Mr. Wiggin, who is the executive publisher at Baltimore-based Agora Financial, spent months following Mr. Walker across the country as the comptroller general delivered the bad news to Rotary Clubs, universities, business meetings and editorial boards. The film crew traveled to Iowa, Los Angeles, Washington, D.C., and New Hampshire.

The Washington Times was an early destination for “The Fiscal Wake-Up Tour.” With the unfunded liabilities of Social Security and Medicare now rising by nearly $3 trillion per year, long-term fiscal problems have worsened considerably since Mr. Walker calmly and methodically painted his dire picture several years ago at The Washington Times.

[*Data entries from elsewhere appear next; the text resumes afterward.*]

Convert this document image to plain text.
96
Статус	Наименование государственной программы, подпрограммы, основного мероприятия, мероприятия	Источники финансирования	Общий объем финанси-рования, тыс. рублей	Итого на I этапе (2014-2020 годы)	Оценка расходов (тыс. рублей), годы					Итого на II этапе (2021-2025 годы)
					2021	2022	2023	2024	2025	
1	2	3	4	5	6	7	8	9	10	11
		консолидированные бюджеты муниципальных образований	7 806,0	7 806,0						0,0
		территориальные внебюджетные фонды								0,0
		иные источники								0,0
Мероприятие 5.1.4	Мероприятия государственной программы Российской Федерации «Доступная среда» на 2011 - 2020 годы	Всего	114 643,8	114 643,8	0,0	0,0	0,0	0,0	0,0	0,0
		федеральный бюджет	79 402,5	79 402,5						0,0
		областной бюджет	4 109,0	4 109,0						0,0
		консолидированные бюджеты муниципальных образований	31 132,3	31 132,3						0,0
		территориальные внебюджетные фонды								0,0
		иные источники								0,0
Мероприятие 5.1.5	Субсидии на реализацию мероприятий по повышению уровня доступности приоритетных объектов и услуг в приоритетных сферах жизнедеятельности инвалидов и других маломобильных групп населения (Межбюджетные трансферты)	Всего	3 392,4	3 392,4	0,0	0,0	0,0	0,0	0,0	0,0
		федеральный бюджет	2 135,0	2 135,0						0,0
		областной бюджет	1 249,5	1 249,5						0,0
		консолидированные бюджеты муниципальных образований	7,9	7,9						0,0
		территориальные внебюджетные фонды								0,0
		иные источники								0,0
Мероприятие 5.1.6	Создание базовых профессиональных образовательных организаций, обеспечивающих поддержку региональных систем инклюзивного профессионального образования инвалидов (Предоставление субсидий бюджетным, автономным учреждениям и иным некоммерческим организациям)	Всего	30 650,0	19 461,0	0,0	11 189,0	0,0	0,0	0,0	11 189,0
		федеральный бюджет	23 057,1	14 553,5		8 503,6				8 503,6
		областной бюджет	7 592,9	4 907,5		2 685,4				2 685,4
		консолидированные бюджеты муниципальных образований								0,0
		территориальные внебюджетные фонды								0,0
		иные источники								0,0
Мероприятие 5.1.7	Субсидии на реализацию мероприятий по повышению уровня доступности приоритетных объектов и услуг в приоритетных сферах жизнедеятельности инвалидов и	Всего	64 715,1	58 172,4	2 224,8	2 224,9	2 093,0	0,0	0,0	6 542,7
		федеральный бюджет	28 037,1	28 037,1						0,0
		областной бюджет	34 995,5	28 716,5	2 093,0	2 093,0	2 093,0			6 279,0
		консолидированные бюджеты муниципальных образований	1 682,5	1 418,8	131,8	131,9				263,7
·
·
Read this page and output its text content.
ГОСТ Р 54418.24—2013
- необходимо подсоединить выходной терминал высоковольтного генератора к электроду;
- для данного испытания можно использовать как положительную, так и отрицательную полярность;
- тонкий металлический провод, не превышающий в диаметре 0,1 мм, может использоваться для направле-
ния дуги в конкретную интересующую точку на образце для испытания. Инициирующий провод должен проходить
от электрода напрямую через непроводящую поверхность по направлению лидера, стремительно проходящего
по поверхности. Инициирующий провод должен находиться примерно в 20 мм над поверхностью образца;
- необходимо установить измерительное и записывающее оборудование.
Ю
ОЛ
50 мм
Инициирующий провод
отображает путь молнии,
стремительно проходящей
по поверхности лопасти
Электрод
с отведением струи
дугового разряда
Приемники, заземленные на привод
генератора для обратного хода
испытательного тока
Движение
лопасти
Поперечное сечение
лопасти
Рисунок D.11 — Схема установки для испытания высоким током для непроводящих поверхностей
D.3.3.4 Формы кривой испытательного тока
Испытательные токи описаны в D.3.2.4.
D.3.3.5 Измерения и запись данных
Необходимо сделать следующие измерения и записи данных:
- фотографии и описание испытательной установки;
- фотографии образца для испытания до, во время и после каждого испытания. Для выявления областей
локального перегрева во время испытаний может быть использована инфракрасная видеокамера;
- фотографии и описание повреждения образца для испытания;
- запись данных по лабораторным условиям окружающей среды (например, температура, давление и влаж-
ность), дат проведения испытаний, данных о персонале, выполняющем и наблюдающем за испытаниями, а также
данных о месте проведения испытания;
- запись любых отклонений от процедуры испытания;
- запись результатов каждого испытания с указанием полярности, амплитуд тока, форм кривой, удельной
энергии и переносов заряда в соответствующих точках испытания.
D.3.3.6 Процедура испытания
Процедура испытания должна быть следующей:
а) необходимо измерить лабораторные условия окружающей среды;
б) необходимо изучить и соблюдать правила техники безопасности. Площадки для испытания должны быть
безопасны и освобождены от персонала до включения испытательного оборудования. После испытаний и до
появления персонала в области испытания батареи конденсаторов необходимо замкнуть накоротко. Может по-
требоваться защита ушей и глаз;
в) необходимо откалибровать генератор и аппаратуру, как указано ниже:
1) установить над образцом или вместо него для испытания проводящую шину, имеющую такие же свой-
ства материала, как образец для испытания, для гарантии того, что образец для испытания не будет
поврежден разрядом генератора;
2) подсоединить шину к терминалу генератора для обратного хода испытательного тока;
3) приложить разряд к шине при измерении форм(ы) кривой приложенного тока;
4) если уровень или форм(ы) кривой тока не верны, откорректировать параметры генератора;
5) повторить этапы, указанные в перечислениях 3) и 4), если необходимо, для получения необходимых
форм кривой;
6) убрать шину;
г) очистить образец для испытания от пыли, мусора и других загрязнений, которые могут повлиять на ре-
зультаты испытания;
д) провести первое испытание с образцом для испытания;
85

The documentary, which lasts 85 minutes, took two years to produce and has cost $800,000. It includes interviews with former Treasury Secretaries Paul H. O’Neill and Robert Rubin, former Federal Reserve Chairmen Paul Volcker and Alan Greenspan and billionaire investors Warren Buffett and Peter Peterson. Mr. Wiggin calls them “the Mount Rushmore crowd of American economics.”

The film sold out at every festival, including Sundance, Dallas, Philadelphia and Baltimore. Mr. Wiggin said the plan is to release “I.O.U.S.A.” nationally on Aug. 21. “We want to inject the themes of the movie into the national conversation during the election campaign,” he said.